Any Advanced player (or any division for that matter) who gets upset or bent out of shape about a player or players playing up in their division is dumb.
I'm not saying I get annoyed at people playing up and then shooting poorly, but in my experience, the people that play up are the ones who are over-estimating their disc golf abilities. This means that when they start shooting average (or as they think poorly), they start to get grumpy/angry and kill the whole good card vibe. I absolutely can't stand when someone misses a 50' putt and starts bitching and moaning to the whole world about how much everything in life sucks, even though they are an 880 rated player and make a 50' putt once in 30 tries. I'm all for people playing up, but you still gotta be a good cardmate.

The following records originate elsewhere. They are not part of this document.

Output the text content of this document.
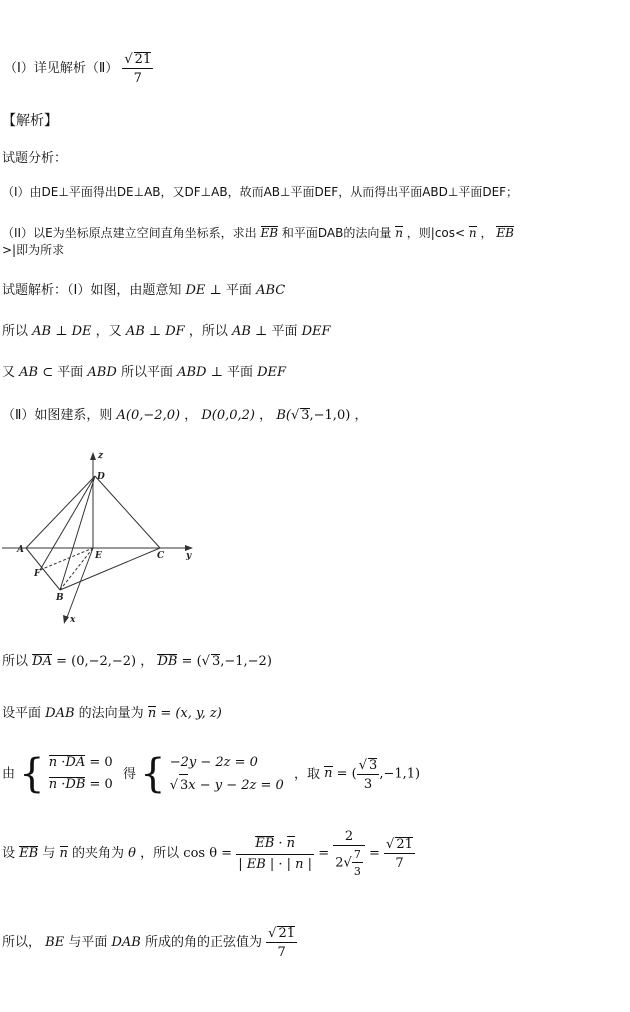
（Ⅰ）详见解析（Ⅱ） $\frac{√ 21}{7}$
【解析】
试题分析：
（I）由DE⊥平面得出DE⊥AB，又DF⊥AB，故而AB⊥平面DEF，从而得出平面ABD⊥平面DEF；
（II）以E为坐标原点建立空间直角坐标系，求出 EB 和平面DAB的法向量 n ，则|cos< n ， EB
>|即为所求
试题解析：（Ⅰ）如图，由题意知 DE ⊥ 平面 ABC
所以 AB ⊥ DE ，又 AB ⊥ DF ，所以 AB ⊥ 平面 DEF
又 AB ⊂ 平面 ABD 所以平面 ABD ⊥ 平面 DEF
（Ⅱ）如图建系，则 A(0,−2,0) ， D(0,0,2) ， B(√ 3,−1,0) ，
z
D
A
E	C y
F
B
x
所以 DA = (0,−2,−2) ， DB = (√ 3,−1,−2)
设平面 DAB 的法向量为 n = (x, y, z)
由 { n ·DA = 0
n ·DB = 0
得 { −2y − 2z = 0
√ 3x − y − 2z = 0
，取 n = ( $\frac{√ 3}{3} ,-1,1$)
设 EB 与 n 的夹角为 θ ，所以 $\cos \theta = \frac{EB \cdot n}{| EB | \cdot | n |} = \frac{2}{2√ \frac{7}{3}} = \frac{√ 21}{7}$
所以， BE 与平面 DAB 所成的角的正弦值为 $\frac{√ 21}{7}$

Then again, I might be a little biased as I have been bagging all year...
There are few statistics (from 2014 Am Worlds because I typed in all the scores and recorded the groupings), but they show the opposite.
When one player is better than everyone else on the card, that player is more likely to play above their rating. When one player is worse than everyone else on the card, that player is more likely to play below their rating.
However, the effect is very weak, and may not even be significant.
Certainly, the statistics provide no evidence that playing with better players will make you play better that round. Whether you'll be a better player later from the experience, I can't say.
I'm not saying I get annoyed at people playing up and then shooting poorly, but in my experience, the people that play up are the ones who are over-estimating their disc golf abilities. This means that when they start shooting average (or as they think poorly), they start to get grumpy/angry and kill the whole good card vibe. I absolutely can't stand when someone misses a 50' putt and starts bitching and moaning to the whole world about how much everything in life sucks, even though they are an 880 rated player and make a 50' putt once in 30 tries. I'm all for people playing up, but you still gotta be a good cardmate.
Pretty much everyone on this thread agrees that the "play with better players to get good" stuff is BS, so I suppose I'm an anomaly of sorts.
I have been into disc golf for quite some time. Yet this is the first year I have learned about how tournaments are ran. I mainly just walk with my son this year while he was in the tournaments and I played during practice rounds. I finally entered 1 tournament which I did fairly well in considering how I thought I would do.
With that being said:
Every tournament I have been to I notice there are always guys or gals that are sandbaggers and there are always players that should have played in the lower level group. I guess to answer your question. I would say if you feel comfortable moving up and learning from some of the more advanced players. You could pick up on some things you never thought of before.